Close your eyes.
Picture your favorite fruit in your hand right now. Or favorite handbag. Or most priced piece of artwork hung proudly in your home.
What do you think of?
The blood-red coating on the ripest apple that you can see your reflection in? Your trusty designer handbag that can hold your phone, umbrella (Monsoon season must) and lipstick snugly in??? OR you see the local farmer or crafts-person working tirelessly not only to support his/her family, the community and also produce something beautiful?
In this day and age, it seems that large corporations run the world, and as someone who has spent a year living in North America with a Starbucks on every corner, (literally, the street I lived on opened a new Starbucks only 0.3 mil away from the existing branch) I can definitely vouch for this mentality.For Example, Burgers. (Veggie, of course)
For me, every day is an experience. And the experience of having a unique, thoughtfully crafted burger in a quirky little restaurant with a personality, appeals to me far more than the bland consistency you get when you visit any McDonalds in the world; They’re all the same. And I think one of the most exciting things about being alive is the accumulation of different experiences.
I mean, sure, it’s fast and its cheap and it’ll stop your stomach from rumbling when you’re late for class or an important meeting, but are you ever going to sit back and think about a really great meal you’ve had and have your ‘McUnloved‘ burger spring to mind? Think not.
But, this is just my take on a small facet of supporting local businesses in regards to fast food favourites.
Economically, buying locally makes loads of sense. You’re buying from a guy who is an expert in his area, either a farmer or an artist or a barista, and you’re injecting your hard-earned cash into a community, your community, that you care about. And that money is most likely to be spent in the community, too, to buy other raw materials for the business.
You’re creating employment for people in your community. You’re reducing the cost of things such as “air miles” in regards to food or transportation/importing costs
.In 2014, it was found that the United States transports and ships $2.2 trillion worth of products across 150 countries. This obscene amount of cash results in 1.1 billions of gallons of fuel being used per year internationally. And this results in 1 billion metric tons of CO2 being produced.
Think about that. 1 billion, 1 000, 000, 000.
This goes hand-in-hand with reducing the environmental impacts of the goods you’re consuming. For example, you’re buying a banana. Make it a bunch of bananas, from a well-known large supermarket. Those bananas may have to be shipped from the other side of the world.
Think of all the transportation involved in that. Ground transport from place of produce to place of shipment (air or sea). Transport to destination of choice. Transport from port of arrival to place of selling. And many more steps in similar progression to these, all of which contributing to harmful emissions that damage the environment: CO2, NOx , and particulate emissons to name a few.
From this, the environmental benefits far extend into the realm of an increase in health and quality of life.

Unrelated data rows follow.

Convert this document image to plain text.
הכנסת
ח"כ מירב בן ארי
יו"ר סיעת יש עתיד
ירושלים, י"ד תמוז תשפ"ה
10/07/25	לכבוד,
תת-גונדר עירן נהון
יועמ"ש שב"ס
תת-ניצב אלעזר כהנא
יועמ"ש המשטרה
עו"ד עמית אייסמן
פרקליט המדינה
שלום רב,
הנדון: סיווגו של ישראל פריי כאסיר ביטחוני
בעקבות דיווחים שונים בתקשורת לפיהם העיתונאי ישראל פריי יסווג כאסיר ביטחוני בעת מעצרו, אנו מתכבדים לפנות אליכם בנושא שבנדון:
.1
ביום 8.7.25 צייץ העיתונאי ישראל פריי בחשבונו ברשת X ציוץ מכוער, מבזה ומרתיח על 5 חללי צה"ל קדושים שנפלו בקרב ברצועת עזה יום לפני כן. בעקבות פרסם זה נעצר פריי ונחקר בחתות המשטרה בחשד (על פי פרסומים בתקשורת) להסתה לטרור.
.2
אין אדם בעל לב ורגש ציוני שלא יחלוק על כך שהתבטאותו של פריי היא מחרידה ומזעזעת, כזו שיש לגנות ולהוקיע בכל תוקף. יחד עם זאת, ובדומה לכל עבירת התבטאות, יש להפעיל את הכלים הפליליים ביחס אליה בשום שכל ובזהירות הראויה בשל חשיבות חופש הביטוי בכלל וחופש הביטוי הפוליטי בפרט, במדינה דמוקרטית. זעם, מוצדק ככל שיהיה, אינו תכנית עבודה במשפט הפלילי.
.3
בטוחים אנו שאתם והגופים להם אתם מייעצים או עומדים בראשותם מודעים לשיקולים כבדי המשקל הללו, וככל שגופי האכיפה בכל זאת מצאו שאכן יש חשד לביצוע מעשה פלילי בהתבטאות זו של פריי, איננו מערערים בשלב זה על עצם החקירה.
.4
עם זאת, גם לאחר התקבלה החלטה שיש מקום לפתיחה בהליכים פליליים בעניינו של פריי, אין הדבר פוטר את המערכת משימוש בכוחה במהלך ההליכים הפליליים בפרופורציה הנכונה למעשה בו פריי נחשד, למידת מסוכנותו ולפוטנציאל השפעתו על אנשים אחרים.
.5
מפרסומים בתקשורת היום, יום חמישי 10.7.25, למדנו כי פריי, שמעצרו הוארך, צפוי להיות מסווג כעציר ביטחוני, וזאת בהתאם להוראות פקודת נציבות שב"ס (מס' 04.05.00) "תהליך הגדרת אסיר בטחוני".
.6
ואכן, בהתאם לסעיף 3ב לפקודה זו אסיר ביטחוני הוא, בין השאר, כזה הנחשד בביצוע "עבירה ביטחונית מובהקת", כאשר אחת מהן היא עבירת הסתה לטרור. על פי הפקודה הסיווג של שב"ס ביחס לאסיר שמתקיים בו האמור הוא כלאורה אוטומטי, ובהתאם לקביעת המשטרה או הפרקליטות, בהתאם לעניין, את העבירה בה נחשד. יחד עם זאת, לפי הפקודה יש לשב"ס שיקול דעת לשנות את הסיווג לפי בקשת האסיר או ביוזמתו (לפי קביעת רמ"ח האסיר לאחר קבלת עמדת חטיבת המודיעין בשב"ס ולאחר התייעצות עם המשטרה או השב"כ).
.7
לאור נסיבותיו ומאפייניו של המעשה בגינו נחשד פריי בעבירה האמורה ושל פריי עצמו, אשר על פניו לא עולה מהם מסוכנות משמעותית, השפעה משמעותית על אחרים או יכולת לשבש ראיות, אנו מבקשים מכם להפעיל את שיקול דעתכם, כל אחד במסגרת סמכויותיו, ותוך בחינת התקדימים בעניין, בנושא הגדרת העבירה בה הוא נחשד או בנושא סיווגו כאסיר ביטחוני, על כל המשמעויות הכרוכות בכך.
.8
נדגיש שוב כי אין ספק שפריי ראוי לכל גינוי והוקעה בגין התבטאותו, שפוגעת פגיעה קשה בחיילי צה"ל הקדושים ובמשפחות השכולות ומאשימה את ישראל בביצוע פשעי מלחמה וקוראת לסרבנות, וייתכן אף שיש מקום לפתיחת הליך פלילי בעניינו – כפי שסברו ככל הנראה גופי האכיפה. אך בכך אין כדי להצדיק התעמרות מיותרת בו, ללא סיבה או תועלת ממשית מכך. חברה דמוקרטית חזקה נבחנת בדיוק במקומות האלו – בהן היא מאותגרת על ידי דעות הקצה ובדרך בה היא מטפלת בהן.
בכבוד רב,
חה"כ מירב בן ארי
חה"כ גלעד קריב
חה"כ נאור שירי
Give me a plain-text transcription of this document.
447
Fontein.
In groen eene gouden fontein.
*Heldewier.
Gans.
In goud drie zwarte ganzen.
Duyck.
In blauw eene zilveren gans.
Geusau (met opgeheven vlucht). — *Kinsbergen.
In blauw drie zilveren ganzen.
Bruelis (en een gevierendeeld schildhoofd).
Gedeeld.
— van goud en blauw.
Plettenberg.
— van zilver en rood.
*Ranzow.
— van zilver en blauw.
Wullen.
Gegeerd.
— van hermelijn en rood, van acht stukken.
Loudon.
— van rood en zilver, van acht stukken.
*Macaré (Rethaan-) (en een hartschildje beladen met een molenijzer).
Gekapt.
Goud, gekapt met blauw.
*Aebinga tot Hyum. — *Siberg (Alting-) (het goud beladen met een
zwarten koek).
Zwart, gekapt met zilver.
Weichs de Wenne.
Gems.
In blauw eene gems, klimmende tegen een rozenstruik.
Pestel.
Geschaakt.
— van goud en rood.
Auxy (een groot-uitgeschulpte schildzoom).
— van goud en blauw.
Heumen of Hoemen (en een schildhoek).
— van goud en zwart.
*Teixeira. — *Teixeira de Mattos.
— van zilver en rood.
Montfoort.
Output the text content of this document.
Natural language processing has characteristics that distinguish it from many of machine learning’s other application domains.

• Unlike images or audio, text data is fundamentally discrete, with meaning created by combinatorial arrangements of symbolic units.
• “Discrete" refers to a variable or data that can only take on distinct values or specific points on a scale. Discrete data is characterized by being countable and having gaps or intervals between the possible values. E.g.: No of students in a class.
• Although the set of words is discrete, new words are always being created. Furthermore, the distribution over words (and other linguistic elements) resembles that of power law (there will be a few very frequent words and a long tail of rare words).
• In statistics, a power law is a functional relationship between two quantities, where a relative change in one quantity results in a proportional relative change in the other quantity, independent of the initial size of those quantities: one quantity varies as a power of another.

An example? Fresh produce that is imported to large supermarkets are showered in unnecessary preservatives and dodgy chemicals that accumulate in your body when you decide to consume these goods. Local produce is less likely to contain such harsh and unwanted foreign compounds, which reduces the likelihood of illness, as well as from low-quality air, such as asthma, etc.
Like I mentioned earlier, buying from local businesses keeps the town UNIQUE; It gives it a character.
In terms of the wider community, this has many social benefits too – if you feel like you belong to a community because of a certain feature, or an aspect of your town gives you pride, this is repayable in happiness far greater than its monetary value. Another reason: you get to know people better. And with knowing people you may also get rewards; some bakers throw in extra bagels for regulars or you may gain assistance in other areas of your life that you need from within the community.
Whatever your perspective, whether you want to help the Earth cling onto its fragile state a little longer – for the sake of your children, or your children’s children, whether you want to give a gift that can’t be found on every street corner in every city, or you just want to help yourself by helping those around you, buying locally has advantages tenfold; I strongly implore you to give it a try.
But don’t just take my word (or those of experts) for it.
Go outside and have a look for yourself. What are you waiting for?